Chronicling the Renaissance of North Central, the Heart of Columbia
COLUMBIA, Mo 11/13/05 (Editorial) -- On my way to the post office shortly after the election, I went by a
home I've owned for about a year in North Central Columbia. The 63-year-old Blues musician who's lived there for the past 14 years was getting back from a funeral -- his 10th in just a few months.
"I've got friends and family dyin' left and right," he told me. "Now I know why they call it the blues."
He and I got to know one another when I painted his house this summer -- 15 years after the original owners slapped the white siding with gray primer and left it -- to dust and dinge and years of neglect.
This day, he told me about a neighborhood homecoming -- a woman who'd been in prison on crack cocaine and other charges. She might be moving into the house across the street she left behind in handcuffs five years ago, vacant so long a tree has grown out of its foundation.
He doesn't expect her to make it on the outside, though. She never has before.
When I made it to the post office, an election-day letter took me back to the neighborhood.
Dated Tuesday, 11/8/05 from the City of Columbia, it informs all homeowners on 6th Street in North Central that the city seeks to assess up to $1,200.00 for long-overdue repairs to the street and sewer system completed well over a year ago.

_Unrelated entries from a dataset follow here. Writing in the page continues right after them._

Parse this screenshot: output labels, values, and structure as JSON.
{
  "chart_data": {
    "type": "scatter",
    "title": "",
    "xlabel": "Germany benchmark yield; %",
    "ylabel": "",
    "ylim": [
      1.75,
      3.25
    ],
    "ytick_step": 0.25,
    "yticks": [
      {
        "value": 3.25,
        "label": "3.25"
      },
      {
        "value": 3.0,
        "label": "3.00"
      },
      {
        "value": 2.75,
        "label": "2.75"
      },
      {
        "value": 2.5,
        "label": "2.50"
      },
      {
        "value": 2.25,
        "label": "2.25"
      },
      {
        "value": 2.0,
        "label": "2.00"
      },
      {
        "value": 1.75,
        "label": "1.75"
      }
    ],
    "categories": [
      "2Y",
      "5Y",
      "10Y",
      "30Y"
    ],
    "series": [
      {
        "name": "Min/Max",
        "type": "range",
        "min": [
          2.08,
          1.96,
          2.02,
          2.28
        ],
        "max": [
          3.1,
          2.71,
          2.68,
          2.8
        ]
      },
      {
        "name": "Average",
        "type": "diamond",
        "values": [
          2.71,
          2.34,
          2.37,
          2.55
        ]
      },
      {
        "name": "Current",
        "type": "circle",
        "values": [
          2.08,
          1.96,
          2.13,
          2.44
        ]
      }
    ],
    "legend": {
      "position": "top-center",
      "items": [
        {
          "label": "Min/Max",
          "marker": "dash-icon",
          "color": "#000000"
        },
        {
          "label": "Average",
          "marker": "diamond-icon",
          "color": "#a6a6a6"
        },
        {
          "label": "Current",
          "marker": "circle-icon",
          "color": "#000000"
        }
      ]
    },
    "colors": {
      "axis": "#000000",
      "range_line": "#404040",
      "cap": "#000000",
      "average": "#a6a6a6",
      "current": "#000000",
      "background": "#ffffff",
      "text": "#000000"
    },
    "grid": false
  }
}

It says that much-needed work on worn-out streets and other obsolete systems conferred a "special benefit" to residents.
Somehow, decent streets, sidewalks and sewers don't -- or shouldn't -- seem special, especially in an area of town that needs all the benefits it can get. The ordinance itself notes that the work was "necessary for the welfare and improvement of the City and that it is in the public interest that such improvements be made."
Hopefully, the city's welfare and the public interest aren't special benefits, either.
Pending a MONDAY, NOVEMBER 21, 2005 PUBLIC HEARING at City Hall, the city council may decide to assess this tax, at 9% annual interest, as a lien on 6th street homes.
For low-income residents, $1,200.00 could break the bank.
For those of us eager to revitalize our city's central residential area -- where poverty, crime, and social problems have
exacted a long, hard toll -- assessments like this serve as a powerful disincentive. We're already repairing the neglect of property owners and residents -- risky, costly, and sometimes disheartening work that confers major benefits to the public generally, and to local residents individually.
Please write, call, or show up on November 21 to let your city council person know that the city's welfare, the public interest, and normal city services are not "special benefits."
And that to Revitalize, we must Incentivize.
It's an approach that's working around the nation and it can and should work here.